What you need is a good hug
When I was a child, I remember sitting on a kitchen stool, watching my mother fix a cake for my birthday. As my special day falls in winter, it was often snowing outside, but warm and cozy in the kitchen.
By tradition, birthdays were celebrated with an angel food cake, usually a box mix.
Box cake mixes were invented in the late 40s when housewives returned to the kitchens and men returned from the wars with an appetite for home cooking. And nothing said “love” better than home baking. At first the cake mixes just added water, but the need to add eggs and oil invested the homemaker in the process and allowed her own creativity.
Even though my mother’s angel food cake was a box mix, eliminating the need to crack a dozen eggs and separate out just the whites, it wasn’t a simple cake to make. My mother shared with me many years later that she reserved angel foods for special occasions because they were so unpredictable.
The mark of a good cook was not that you made the cake from scratch (this was the era of the post-WWII housewife, after all) but that your cake didn’t fall or sag to one side, a feat accomplished by carefully running a knife through the batter to even it out and cut through any air bubbles in the batter. A special two-piece cake pan reserved just for angel foods was used.

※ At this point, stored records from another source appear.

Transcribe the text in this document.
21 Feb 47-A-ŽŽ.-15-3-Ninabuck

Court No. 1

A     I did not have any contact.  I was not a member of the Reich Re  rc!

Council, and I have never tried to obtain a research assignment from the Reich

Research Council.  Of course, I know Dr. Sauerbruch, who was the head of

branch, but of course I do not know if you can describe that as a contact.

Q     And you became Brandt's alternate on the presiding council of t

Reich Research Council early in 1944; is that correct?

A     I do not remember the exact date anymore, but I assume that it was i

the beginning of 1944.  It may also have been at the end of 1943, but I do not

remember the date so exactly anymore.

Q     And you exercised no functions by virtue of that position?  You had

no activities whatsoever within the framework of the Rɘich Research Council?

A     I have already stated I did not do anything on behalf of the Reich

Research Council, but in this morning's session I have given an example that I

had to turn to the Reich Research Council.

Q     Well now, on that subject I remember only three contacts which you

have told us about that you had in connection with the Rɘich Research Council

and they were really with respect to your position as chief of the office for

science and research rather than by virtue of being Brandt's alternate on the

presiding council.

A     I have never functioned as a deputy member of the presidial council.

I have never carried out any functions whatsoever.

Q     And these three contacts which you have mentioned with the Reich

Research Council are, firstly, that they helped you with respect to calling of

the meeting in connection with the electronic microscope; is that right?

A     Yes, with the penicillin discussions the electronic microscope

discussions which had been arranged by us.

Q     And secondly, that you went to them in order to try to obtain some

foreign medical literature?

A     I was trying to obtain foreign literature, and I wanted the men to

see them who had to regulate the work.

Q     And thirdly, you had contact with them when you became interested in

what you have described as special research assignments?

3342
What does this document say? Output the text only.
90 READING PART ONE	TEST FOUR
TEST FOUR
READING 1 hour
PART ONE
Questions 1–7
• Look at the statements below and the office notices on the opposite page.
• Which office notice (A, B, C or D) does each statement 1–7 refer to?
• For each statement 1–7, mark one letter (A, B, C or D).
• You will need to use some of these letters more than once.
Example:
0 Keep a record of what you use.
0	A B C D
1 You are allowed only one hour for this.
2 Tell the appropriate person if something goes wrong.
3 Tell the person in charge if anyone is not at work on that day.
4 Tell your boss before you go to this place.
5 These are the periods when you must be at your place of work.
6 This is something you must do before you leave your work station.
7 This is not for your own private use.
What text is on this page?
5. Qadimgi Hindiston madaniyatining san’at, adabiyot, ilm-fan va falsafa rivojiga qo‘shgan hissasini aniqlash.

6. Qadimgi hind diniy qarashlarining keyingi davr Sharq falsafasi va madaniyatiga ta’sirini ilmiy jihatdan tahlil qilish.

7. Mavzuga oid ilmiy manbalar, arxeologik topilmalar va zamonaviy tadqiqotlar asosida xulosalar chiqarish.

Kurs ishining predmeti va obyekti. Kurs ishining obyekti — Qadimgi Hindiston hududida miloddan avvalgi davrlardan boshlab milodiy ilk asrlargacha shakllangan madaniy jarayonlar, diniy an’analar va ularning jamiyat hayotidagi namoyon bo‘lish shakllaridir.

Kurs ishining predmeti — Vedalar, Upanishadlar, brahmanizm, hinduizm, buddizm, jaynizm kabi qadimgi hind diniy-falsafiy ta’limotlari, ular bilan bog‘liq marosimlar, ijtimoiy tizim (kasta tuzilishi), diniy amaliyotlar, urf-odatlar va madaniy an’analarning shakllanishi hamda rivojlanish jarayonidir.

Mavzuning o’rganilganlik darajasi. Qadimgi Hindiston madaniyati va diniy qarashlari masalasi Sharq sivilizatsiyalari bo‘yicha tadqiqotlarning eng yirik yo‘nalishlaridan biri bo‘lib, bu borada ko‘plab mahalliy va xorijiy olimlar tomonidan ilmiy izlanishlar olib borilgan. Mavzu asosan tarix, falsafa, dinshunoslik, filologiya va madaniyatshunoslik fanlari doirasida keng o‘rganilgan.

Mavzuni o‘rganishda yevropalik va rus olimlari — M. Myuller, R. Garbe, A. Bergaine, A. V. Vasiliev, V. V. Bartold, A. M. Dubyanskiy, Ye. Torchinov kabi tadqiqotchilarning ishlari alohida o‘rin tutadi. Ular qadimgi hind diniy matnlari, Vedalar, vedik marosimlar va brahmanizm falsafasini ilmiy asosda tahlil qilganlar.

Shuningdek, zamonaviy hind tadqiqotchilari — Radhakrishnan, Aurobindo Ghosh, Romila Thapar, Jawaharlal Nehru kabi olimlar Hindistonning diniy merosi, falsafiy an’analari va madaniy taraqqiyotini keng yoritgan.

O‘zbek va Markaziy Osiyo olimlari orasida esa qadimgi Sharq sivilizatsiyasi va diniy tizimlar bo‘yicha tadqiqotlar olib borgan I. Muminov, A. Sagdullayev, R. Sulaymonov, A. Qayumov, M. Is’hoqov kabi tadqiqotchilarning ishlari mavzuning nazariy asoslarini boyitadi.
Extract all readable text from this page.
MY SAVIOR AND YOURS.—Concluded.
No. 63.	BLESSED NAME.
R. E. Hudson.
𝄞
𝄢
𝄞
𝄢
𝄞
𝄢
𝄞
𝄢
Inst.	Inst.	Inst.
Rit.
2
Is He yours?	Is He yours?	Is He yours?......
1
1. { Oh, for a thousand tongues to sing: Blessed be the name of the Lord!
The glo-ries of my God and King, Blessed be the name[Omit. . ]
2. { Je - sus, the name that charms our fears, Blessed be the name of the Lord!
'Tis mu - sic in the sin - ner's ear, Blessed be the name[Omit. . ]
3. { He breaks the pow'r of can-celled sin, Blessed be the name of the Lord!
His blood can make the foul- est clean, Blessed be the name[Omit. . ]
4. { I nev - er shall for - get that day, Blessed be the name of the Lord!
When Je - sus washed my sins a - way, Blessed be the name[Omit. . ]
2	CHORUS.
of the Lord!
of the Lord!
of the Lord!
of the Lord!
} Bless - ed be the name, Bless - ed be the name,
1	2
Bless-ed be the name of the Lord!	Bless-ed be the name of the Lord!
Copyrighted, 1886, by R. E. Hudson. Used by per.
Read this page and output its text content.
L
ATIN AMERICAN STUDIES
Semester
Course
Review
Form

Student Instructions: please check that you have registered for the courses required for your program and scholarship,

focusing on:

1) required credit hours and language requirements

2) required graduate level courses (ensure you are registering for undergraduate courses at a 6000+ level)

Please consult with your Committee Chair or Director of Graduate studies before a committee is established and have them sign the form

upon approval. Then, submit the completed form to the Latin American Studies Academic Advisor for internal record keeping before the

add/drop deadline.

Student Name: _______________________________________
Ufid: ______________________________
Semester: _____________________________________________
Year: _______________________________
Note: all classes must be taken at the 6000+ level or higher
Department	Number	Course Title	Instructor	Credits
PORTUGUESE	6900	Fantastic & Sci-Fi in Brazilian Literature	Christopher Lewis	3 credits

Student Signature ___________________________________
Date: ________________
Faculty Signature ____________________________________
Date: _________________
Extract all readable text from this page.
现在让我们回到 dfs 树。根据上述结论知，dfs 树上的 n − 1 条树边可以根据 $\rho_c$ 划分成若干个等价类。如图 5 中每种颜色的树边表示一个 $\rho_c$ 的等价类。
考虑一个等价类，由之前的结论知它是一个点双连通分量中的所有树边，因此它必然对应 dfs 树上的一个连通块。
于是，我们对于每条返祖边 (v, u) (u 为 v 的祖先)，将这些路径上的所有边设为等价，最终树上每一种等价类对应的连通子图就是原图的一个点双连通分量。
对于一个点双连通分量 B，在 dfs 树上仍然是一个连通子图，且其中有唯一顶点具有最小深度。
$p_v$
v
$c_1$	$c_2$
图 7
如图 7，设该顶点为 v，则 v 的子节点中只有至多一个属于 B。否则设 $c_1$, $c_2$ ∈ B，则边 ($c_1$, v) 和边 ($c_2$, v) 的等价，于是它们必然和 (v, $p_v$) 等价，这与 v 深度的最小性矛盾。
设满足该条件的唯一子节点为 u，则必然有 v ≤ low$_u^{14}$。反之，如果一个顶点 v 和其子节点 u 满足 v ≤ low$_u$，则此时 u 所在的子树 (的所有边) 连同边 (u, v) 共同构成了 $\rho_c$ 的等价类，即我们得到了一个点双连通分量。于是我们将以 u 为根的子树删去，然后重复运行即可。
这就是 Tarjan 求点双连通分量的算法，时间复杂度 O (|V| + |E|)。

And the oven temperature had to be just so–not too hot, not too cold. We were given strict instructions NOT TO PLAY in the kitchen, for fear the vibrations would cause the cake to fall. We could peek through the small glass window in the front of the stove door, but quietly–NO YELLING.
When the hand-set timer rang, the cake pan was lifted carefully from the oven using long-handled oven mitts and set upside down on an empty liter club soda bottle. This was the same bottle that acquired a cork-lined nozzle on ironing day to sprinkle the clothes that took all afternoon to iron. But that’s a story for another time.
By the time the cake had “set” my mother usually had three little kids–my sister, brother and me waiting for the pan, because after the cake was carefully cut around the center tube and removed, we got to scrape all the gooey crumbs from the tube and bottom of the pan.
Taking the butcher knife, she would carefully cut around the edges of the cake and lift it out, the tube and bottom still attached. Then she’d make a second cut to free the cake and with an expert twist she’d remove the bottom of the cake pan.
My mother set the cake upright on the special footed plate and cut a small square of cardboard to cover the center hole where the tube had been.
She’d mix a simple powdered sugar and milk glaze, always two coats: the first to capture the crumbs, the second to cover the cake. If it were your birthday you got to pick the color of the icing–mine by choice was always pink. Then came the insertion of candles into the plastic holders saved from one birthday cake to the next, and the long wait until the celebration.
It was the only type of cake my mother ever devoted this time and energy to in her busy life. Although she didn’t know it, her mirror neurons were at work. Making something for another person was the truest form of altruism, allowing the creator to share in the joy of giving. It represented both self-expression and that communication-without-words that moms have practiced for thousands of years.
When my mother died and my daughter left to build her own family, I had thought homemade angel food cakes had disappeared from my life. But recently, on a landmark birthday, I felt a surge of nostalgia and determined to make one for myself.
I found a Betty Crocker angel food cake mix at the grocers, lost among a full shelf of brownie mixes. Then I discovered no store in my small town stocked the proper two-piece tube pan I needed for the project. I had to order it on Amazon!
I no longer had a club soda bottle, since I haven’t ironed in years, but a Diet Coke liter bottle, propped carefully on the edge of the pan sufficed. I didn’t bother with the cardboard square in the middle. But the sweet crumbs inside the cake pan stuck to my fingers as I pried them from the inside edge of the tube pan.
A little extra frosting accommodated a sag to one edge.
I closed my eyes and I was back home, getting a hug in the only way my mother knew how.
What about you? Do you have a special cake that says love and hugs?